Kar-wai Wong’s (Fallen Angels) latest film, In the Mood for Love, is quite difficult to follow, let alone understand, mainly due to its unorthodox style of narration. But that is exactly what makes it an enjoyable experience.
Set in Hong Kong in 1962, the plot follows the relationship that develops between two neighbors, Mr. Chow (Tony Leung Chiu Wai), a newspaper editor and writer, and Mrs. Chan (Maggie Cheung), a secretary, both of whom are married, but have adulterous spouses who are never around. Mr. Chow uses Mrs. Chan to help him develop his narrative writing, which is his true passion even though he works as a journalist. Unfortunately, this leads to a confusing love affair.
Although this plot seems typical for a film, it differs drastically from the standard Hollywood love story in how it unfolds. For the first half of the film, the action centers around the mundane aspects of the characters’ daily lives without really developing any of the characters or the problematic marriages that bring them together. This makes the film seem more realistic, as enough clues are planted for the story to be logical without it becoming melodramatic.
Ironically, the second half of the film, which encompasses the majority of the plot, seems intentionally staged and awkward. This contributes to the film’s resolution, or lack thereof, and makes the outcome seem more acceptable.
The cinematography uses the full potential of film as an art medium to create unique shot sequences without having to rely on special effects. The shots themselves are able to convey meaning in many cases, without the use of dialogue or monologue, which is a true testament to the director’s ability.
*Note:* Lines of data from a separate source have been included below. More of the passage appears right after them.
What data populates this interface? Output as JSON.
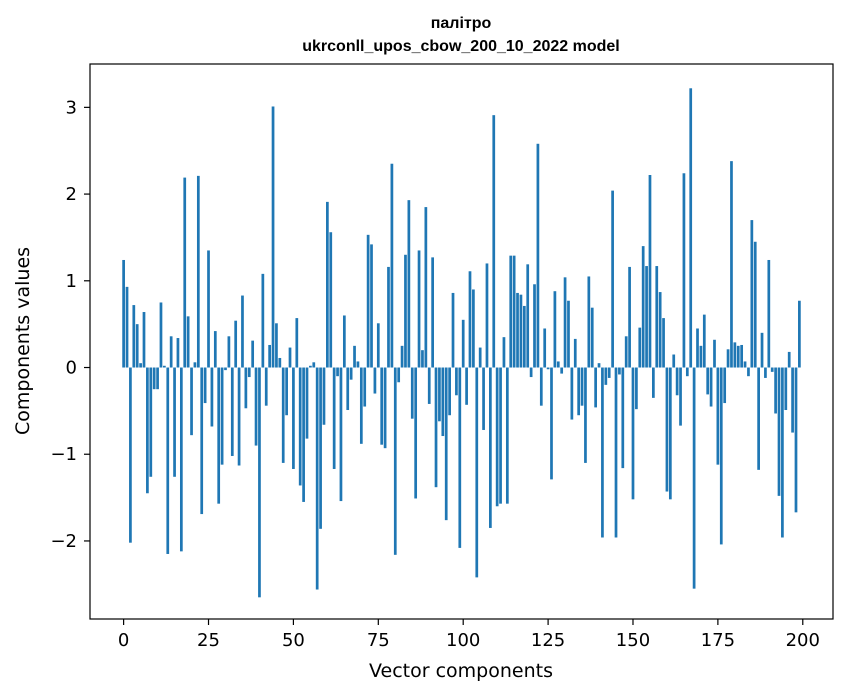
{
  "chart_data": {
    "type": "bar",
    "title": "палітро",
    "subtitle": "ukrconll_upos_cbow_200_10_2022 model",
    "xlabel": "Vector components",
    "ylabel": "Components values",
    "xlim": [
      -9.9,
      208.9
    ],
    "ylim": [
      -2.9,
      3.5
    ],
    "xticks": [
      0,
      25,
      50,
      75,
      100,
      125,
      150,
      175,
      200
    ],
    "xtick_labels": [
      "0",
      "25",
      "50",
      "75",
      "100",
      "125",
      "150",
      "175",
      "200"
    ],
    "yticks": [
      -2,
      -1,
      0,
      1,
      2,
      3
    ],
    "ytick_labels": [
      "−2",
      "−1",
      "0",
      "1",
      "2",
      "3"
    ],
    "grid": false,
    "bar_color": "#1f77b4",
    "x": [
      0,
      1,
      2,
      3,
      4,
      5,
      6,
      7,
      8,
      9,
      10,
      11,
      12,
      13,
      14,
      15,
      16,
      17,
      18,
      19,
      20,
      21,
      22,
      23,
      24,
      25,
      26,
      27,
      28,
      29,
      30,
      31,
      32,
      33,
      34,
      35,
      36,
      37,
      38,
      39,
      40,
      41,
      42,
      43,
      44,
      45,
      46,
      47,
      48,
      49,
      50,
      51,
      52,
      53,
      54,
      55,
      56,
      57,
      58,
      59,
      60,
      61,
      62,
      63,
      64,
      65,
      66,
      67,
      68,
      69,
      70,
      71,
      72,
      73,
      74,
      75,
      76,
      77,
      78,
      79,
      80,
      81,
      82,
      83,
      84,
      85,
      86,
      87,
      88,
      89,
      90,
      91,
      92,
      93,
      94,
      95,
      96,
      97,
      98,
      99,
      100,
      101,
      102,
      103,
      104,
      105,
      106,
      107,
      108,
      109,
      110,
      111,
      112,
      113,
      114,
      115,
      116,
      117,
      118,
      119,
      120,
      121,
      122,
      123,
      124,
      125,
      126,
      127,
      128,
      129,
      130,
      131,
      132,
      133,
      134,
      135,
      136,
      137,
      138,
      139,
      140,
      141,
      142,
      143,
      144,
      145,
      146,
      147,
      148,
      149,
      150,
      151,
      152,
      153,
      154,
      155,
      156,
      157,
      158,
      159,
      160,
      161,
      162,
      163,
      164,
      165,
      166,
      167,
      168,
      169,
      170,
      171,
      172,
      173,
      174,
      175,
      176,
      177,
      178,
      179,
      180,
      181,
      182,
      183,
      184,
      185,
      186,
      187,
      188,
      189,
      190,
      191,
      192,
      193,
      194,
      195,
      196,
      197,
      198,
      199
    ],
    "values": [
      1.24,
      0.93,
      -2.02,
      0.72,
      0.5,
      0.05,
      0.64,
      -1.45,
      -1.26,
      -0.25,
      -0.25,
      0.75,
      0.02,
      -2.15,
      0.36,
      -1.26,
      0.34,
      -2.12,
      2.19,
      0.59,
      -0.78,
      0.06,
      2.21,
      -1.69,
      -0.41,
      1.35,
      -0.68,
      0.42,
      -1.57,
      -1.12,
      -0.03,
      0.36,
      -1.02,
      0.54,
      -1.13,
      0.83,
      -0.47,
      -0.11,
      0.31,
      -0.9,
      -2.65,
      1.08,
      -0.44,
      0.26,
      3.01,
      0.51,
      0.11,
      -1.1,
      -0.55,
      0.23,
      -1.17,
      0.57,
      -1.36,
      -1.55,
      -0.82,
      0.02,
      0.06,
      -2.56,
      -1.86,
      -0.66,
      1.91,
      1.56,
      -1.17,
      -0.1,
      -1.54,
      0.6,
      -0.49,
      -0.14,
      0.25,
      0.07,
      -0.88,
      -0.45,
      1.53,
      1.42,
      -0.3,
      0.51,
      -0.89,
      -0.93,
      1.16,
      2.35,
      -2.16,
      -0.17,
      0.25,
      1.3,
      1.93,
      -0.59,
      -1.51,
      1.35,
      0.2,
      1.85,
      -0.42,
      1.27,
      -1.38,
      -0.62,
      -0.79,
      -1.76,
      -0.55,
      0.86,
      -0.32,
      -2.08,
      0.55,
      -0.43,
      1.11,
      0.9,
      -2.42,
      0.23,
      -0.72,
      1.2,
      -1.85,
      2.91,
      -1.6,
      -1.57,
      0.35,
      -1.57,
      1.29,
      1.29,
      0.86,
      0.84,
      0.71,
      1.19,
      -0.11,
      0.96,
      2.58,
      -0.44,
      0.45,
      -0.02,
      -1.29,
      0.88,
      0.07,
      -0.07,
      1.04,
      0.77,
      -0.6,
      0.33,
      -0.55,
      -0.44,
      -1.1,
      1.05,
      0.69,
      -0.46,
      0.05,
      -1.96,
      -0.2,
      -0.12,
      2.04,
      -1.96,
      -0.08,
      -1.16,
      0.36,
      1.16,
      -1.52,
      -0.48,
      0.46,
      1.4,
      1.17,
      2.22,
      -0.35,
      1.17,
      0.87,
      0.57,
      -1.43,
      -1.52,
      0.15,
      -0.32,
      -0.67,
      2.24,
      -0.1,
      3.22,
      -2.55,
      0.45,
      0.25,
      0.61,
      -0.31,
      -0.45,
      0.32,
      -1.12,
      -2.04,
      -0.41,
      0.21,
      2.38,
      0.29,
      0.25,
      0.26,
      0.07,
      -0.1,
      1.7,
      1.45,
      -1.18,
      0.4,
      -0.12,
      1.24,
      -0.05,
      -0.53,
      -1.48,
      -1.96,
      -0.49,
      0.18,
      -0.75,
      -1.67,
      0.77
    ]
  }
}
The use of musical motifs to accompany related scene sequences serves as a crucial link between the superficial action and the more important emotions of the film. The quality of these compositions is particularly high, and they are pensive in tone. This makes them easy to become caught up in, which is definitely beneficial considering the emotional nature of the film.
One of these key motifs is in Spanish, with no translation provided, which is intriguing considering that the film was shot in Mandarin Chinese. If you as a viewer are able to understand this piece (which only requires a rudimentary knowledge of the language), the film’s meaning becomes more clear.
If you want mindless amusement for a weekend night, see another movie. I would recommend this film to anyone who is willing to leave the theatre confused and give further thought to it afterward. With that in mind, it is best to see it while fully alert with a talkative and analytical companion.